Another questionable practice is hoarding of analytics expertise within an R&D team with little exposure to the rest of the business.
As I reported last year, Dow Chemical has had huge success by having data experts work side-by-side with subject-matter experts. New domain-specific cost models saved the company billions on freight and raw-materials spending alone, and the data experts have since turned to other areas of the business.
Looking beyond statisticians and computer scientists, Sullivan said Booz Allen has had success bringing physicists and music majors onto data science teams. Both groups tend to bring curiosity and experimentation into play, Sullivan said, with physicists "exuding the scientific method" -- moving from conjecture to hypothesis to testing -- and music majors offering "amazing creativity and quantitative skills."

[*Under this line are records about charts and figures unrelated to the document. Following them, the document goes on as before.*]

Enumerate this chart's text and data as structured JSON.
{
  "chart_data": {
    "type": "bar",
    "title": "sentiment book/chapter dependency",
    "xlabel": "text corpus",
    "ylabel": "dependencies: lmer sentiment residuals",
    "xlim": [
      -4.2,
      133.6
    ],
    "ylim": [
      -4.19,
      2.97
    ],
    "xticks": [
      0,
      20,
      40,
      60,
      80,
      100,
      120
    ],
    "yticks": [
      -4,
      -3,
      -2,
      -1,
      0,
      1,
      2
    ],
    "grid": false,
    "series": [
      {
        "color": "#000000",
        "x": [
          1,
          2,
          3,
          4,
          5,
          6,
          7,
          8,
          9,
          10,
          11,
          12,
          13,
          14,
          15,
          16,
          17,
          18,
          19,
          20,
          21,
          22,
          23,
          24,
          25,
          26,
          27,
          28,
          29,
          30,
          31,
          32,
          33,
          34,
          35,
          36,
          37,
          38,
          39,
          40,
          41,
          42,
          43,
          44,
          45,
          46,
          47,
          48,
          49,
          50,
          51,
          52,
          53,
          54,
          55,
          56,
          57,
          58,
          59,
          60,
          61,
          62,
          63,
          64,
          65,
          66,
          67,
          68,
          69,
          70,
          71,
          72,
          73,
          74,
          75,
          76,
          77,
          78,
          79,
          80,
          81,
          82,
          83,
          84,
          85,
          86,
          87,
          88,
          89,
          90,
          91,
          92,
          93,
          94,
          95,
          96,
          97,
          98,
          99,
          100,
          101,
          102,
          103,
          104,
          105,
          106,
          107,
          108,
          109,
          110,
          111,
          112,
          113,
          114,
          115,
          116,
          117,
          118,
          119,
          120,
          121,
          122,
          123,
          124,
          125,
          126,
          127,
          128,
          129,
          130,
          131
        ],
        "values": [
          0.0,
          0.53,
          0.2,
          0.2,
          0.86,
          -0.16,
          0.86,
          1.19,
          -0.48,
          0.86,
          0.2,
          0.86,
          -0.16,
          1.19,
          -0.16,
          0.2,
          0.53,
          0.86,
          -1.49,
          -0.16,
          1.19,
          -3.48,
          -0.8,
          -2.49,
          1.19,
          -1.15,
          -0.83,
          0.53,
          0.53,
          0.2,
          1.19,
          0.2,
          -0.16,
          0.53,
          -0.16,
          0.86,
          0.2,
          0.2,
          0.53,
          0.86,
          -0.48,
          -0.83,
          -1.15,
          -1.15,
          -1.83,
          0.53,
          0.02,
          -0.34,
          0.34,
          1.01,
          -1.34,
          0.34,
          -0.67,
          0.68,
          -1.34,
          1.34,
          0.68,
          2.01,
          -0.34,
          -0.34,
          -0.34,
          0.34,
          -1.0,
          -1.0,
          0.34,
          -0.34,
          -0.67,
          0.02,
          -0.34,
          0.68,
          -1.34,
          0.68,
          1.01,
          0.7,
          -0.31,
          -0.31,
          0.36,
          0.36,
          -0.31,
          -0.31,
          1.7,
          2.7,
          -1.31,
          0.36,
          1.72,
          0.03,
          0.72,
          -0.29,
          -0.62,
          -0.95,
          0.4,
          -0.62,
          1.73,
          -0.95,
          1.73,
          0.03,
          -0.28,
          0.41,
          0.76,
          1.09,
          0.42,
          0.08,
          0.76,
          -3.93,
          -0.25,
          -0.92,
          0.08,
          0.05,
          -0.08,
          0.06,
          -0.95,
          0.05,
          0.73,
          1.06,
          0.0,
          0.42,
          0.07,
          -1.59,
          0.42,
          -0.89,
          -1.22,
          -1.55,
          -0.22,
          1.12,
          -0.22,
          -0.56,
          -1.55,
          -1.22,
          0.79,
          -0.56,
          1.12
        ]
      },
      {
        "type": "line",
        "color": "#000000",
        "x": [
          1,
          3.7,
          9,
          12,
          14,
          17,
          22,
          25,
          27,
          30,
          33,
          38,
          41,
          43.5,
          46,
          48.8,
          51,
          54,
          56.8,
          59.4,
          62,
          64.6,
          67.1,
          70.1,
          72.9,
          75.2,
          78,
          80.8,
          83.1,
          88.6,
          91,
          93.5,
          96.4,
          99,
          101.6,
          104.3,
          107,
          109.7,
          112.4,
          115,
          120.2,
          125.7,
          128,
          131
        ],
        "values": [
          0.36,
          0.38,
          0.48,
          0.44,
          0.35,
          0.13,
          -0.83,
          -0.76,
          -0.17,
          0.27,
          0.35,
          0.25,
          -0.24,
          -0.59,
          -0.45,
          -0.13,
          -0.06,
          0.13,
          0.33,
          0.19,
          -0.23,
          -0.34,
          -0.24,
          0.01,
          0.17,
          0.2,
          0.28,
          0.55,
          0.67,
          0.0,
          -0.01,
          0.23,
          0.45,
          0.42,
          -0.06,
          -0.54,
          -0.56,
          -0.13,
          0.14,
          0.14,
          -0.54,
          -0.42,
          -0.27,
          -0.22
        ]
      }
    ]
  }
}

That music-major advice might sound odd, but creativity comes into play when data science teams consider mashing together data in much the same way that composers might experiment with combinations of instruments. The combination of skills has worked out in several recent projects seeded by Booz Allen personnel, according to Sullivan. For example, the consultancy worked with a pharmaceutical company and mashed up adverse-drug-reaction data, social media data, research notes, lab data and molecular data. It was the first time all these sources were combined, and it helped the company better prioritize expensive drug research, according to Sullivan.
In another recent project, Booz Allen helped an airline prove big data value by taking data on schedules, routes, fares, destinations and historical passenger loads and combining it with sports schedules, convention dates, school seasonality, people movement by age segment, and social media data.
"The airline had lots of BI dashboards and PDF reports about each of these areas separately, but they had never combined all of that information and let machines go to work," Sullivan said. "The results helped the airline make adjustments to flight schedules and fares that have resulted in tens of millions of dollars in additional revenue."
The core analysis took three people on a data science team seven weeks to complete, and it seems to prove Sullivan's point that "letting smart people go off and stitch together lots on information can really pay off."
The benefits of people diversity have also been proven by big-data crowdsourcing company Kaggle, which has seen competitors, including astronomers, hedge fund quants, statisticians, economists, mathematicians and others, blow away analytic benchmarks achieved by internal teams with less diversity and used to doing things the same old way.